ESCON (Enterprise Systems Connection) is a fiber based channel architecture for mainframes and peripherals. It was announced by IBM in September 1990. It initially operated at 10MBps and has since been raised to 17MBps.

ESCON allows the establishment and reconfiguration of channel connections dynamically, without having to take equipment off-line and manually moving the cables. ESCON supports channel connections using serial transmission over a pair of fibers. It replaces much bulkier traditional parallel bus and tag facilities. The ESCON Director supports dynamic switching and allows the distance between units to be extended up to 60km over a dedicated fiber. “Permanent virtual circuits” are supported through the switch.
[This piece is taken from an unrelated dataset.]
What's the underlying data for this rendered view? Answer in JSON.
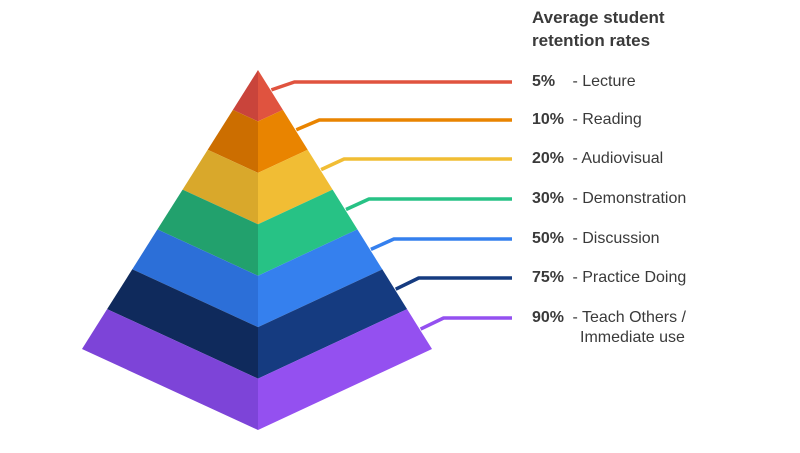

Switching could actually be achieved prior to ESCON using non-IBM products. Switching is clearly superior to a collection of point-to-point links. A peripheral previously capable of accessing a single mainframe can now be connected simultaneously to up to eight mainframes, providing peripheral sharing. Fiber is much more compact in diameter and weight and hence could likely save installation costs in new data centers and save space in existing data centers. Space and labor could also be minimized since fewer physical links are required because of ESCON's switching function.

However, ESCON is a vendor-proprietary technology and it does not follow any existing standard, including FDDI, SONET & BISDN.